Maintenant place à Lydia Lunch, chanteuse, poétesse, écrivaine, actrice, une des performeuses les plus influentes des années 80. Entourée des membres de son groupe, elle ouvre le bal avec « 3 x 3 », une histoire de triangle amoureux pas du tout raccord avec nos gentils polyamoureux actuels. Le bassiste est impassible tandis que le guitariste est monté sur ressort. Il accompagnait déjà Lydia Lunch à la Maison de la Poésie en Octobre dernier. Comme « 3 x 3 », « Love split with blood » n’a rien d’une bluette.
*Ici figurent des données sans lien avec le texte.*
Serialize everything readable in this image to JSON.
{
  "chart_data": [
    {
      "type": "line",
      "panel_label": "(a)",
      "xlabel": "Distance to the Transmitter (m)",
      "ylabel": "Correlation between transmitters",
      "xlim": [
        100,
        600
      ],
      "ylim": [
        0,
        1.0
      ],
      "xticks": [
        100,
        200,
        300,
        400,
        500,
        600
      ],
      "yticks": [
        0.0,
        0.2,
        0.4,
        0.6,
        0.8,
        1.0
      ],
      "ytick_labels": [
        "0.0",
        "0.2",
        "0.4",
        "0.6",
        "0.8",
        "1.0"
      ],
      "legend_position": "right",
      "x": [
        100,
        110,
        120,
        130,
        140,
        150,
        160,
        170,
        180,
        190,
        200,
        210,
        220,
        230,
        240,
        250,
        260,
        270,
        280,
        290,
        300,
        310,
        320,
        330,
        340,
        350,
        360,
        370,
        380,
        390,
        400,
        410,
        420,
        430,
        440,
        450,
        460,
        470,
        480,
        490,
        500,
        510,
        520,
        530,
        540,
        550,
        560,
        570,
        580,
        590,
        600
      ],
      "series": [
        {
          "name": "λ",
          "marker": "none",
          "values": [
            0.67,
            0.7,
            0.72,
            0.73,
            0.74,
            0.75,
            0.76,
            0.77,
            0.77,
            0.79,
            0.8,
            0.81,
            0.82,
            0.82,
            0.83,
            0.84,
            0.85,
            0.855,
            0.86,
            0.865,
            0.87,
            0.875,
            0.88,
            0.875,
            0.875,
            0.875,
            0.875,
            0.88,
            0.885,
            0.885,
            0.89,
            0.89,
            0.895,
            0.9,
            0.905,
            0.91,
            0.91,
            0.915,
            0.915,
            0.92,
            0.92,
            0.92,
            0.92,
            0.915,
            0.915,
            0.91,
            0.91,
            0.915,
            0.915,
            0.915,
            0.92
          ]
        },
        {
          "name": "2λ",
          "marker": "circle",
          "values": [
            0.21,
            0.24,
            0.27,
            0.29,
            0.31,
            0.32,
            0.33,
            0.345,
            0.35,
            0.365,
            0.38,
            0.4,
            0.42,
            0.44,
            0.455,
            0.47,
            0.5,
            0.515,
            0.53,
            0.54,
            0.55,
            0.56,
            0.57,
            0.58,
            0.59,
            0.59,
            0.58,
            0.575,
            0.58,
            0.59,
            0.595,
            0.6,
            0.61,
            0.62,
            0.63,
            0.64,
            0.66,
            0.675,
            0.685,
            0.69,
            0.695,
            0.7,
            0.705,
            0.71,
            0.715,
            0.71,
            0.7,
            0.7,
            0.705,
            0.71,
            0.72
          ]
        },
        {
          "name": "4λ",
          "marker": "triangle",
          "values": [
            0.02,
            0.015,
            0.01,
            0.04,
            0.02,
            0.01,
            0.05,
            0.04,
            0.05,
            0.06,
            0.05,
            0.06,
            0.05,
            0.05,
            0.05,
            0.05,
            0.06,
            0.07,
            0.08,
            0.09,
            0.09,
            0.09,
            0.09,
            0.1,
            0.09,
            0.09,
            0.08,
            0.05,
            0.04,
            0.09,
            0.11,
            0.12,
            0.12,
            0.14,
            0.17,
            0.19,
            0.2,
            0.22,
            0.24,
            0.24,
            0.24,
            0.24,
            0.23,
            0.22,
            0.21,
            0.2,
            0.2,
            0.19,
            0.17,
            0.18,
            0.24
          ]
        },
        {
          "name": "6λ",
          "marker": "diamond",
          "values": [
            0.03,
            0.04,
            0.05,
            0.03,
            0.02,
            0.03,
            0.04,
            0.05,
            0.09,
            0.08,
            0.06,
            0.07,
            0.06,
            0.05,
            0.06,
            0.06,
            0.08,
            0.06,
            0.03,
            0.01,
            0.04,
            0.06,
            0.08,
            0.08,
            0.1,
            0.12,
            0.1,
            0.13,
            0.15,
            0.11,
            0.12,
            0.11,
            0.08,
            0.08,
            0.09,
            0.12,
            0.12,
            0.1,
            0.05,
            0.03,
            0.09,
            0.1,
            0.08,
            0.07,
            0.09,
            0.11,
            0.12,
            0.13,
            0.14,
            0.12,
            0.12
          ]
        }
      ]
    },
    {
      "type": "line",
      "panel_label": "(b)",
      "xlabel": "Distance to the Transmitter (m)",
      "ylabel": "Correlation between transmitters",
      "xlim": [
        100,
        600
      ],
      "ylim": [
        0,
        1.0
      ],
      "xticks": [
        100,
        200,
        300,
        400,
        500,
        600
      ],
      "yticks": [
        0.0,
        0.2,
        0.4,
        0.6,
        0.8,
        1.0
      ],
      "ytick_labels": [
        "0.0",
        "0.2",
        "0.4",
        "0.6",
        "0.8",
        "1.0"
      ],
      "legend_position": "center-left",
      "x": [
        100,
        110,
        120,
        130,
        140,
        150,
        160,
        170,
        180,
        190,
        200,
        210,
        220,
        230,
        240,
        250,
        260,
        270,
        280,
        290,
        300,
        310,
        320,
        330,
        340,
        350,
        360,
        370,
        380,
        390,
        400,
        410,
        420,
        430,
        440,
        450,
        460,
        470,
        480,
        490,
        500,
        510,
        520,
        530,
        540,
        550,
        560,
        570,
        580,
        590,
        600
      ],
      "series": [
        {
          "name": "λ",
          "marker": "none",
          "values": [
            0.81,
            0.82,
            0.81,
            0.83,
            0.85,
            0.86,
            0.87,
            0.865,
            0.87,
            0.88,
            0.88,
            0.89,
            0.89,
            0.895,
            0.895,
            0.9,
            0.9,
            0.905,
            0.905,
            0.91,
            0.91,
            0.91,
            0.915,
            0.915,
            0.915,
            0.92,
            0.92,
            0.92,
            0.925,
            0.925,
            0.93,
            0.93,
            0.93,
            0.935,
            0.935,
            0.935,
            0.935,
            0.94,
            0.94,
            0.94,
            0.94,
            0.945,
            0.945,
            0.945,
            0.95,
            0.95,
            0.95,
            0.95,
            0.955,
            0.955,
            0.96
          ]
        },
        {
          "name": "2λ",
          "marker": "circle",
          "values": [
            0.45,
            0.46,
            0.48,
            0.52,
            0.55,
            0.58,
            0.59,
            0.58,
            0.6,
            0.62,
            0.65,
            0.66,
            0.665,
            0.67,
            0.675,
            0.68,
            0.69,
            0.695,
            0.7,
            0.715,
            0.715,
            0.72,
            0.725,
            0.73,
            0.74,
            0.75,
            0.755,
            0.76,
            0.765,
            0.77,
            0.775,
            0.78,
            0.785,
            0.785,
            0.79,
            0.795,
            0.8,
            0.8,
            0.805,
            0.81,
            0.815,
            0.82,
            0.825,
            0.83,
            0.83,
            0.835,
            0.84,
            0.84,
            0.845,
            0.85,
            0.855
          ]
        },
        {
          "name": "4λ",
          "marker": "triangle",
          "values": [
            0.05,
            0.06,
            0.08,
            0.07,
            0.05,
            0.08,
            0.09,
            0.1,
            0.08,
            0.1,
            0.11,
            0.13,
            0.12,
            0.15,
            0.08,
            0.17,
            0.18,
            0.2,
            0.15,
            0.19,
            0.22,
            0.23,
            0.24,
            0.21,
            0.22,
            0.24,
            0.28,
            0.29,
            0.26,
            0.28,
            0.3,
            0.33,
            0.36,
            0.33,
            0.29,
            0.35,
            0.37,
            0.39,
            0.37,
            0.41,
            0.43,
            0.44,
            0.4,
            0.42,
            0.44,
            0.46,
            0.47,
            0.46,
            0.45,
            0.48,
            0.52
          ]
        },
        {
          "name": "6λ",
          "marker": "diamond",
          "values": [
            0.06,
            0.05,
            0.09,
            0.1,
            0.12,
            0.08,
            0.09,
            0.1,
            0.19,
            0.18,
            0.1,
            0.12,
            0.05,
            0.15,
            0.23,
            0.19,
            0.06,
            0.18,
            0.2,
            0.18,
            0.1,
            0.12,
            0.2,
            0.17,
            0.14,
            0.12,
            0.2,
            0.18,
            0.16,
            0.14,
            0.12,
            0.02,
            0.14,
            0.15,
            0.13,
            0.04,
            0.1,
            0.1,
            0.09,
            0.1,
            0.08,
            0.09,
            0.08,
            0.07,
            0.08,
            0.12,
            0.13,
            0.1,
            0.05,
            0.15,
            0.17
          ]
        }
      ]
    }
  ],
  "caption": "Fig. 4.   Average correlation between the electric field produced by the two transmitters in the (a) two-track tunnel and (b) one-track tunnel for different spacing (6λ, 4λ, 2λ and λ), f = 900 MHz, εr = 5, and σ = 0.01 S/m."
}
Lunch annonce ce titre en faisant remarquer que certains n’étaient pas nés à l’époque où elle l’a écrit. Il leur semblera sûrement neuf. Le moins qu’on puisse dire c’est que cette femme n’a pas eu une vie paisible, en témoigne ses chants et poèmes. « Some boys » (…have the urge to kill and hard enough it hurts enough). Et pourtant sur scène, elle a toujours cette rage que j’ose (à peine) qualifier d’adolescente. Adolescente pour la fougue, la pureté, l’exigence. Sa voix est tranchante quand son corps se rapproche insensiblement du déclin. Elle donne des ordres à l’ingé-son, ordres à exécuter instantanément. Un peu plus tard, elle passe commande au bar, directement depuis la scène, « 3 doubles whiskies on ice ! » et le barman a intérêt à servir rapidement ou elle se chargera de prouver qu’elle sait encore être infernale ! Idem avec le public, si la musique ne nous plaît pas, elle nous conseille de rentrer à la maison pour écouter nos albums. Quant à la musique justement, rien à redire : je suis transportée dans les années 80 de la Cold Wave, Goth Rock, c’est un bonheur ! Avec « Still Burning » (« Take the wheel, of the world, and drive, drive, drive, drive, drive. ») je me prends à rêver qu’elle prend les commandes du monde. Ce serait dingue, chaotique, mais pas forcément pire que maintenant. Visiblement Lydia Lunch a pris en grippe deux personnes dans la fosse. L’une d’entre elles se prendra une bouteille d’eau dans la tronche, après avertissement.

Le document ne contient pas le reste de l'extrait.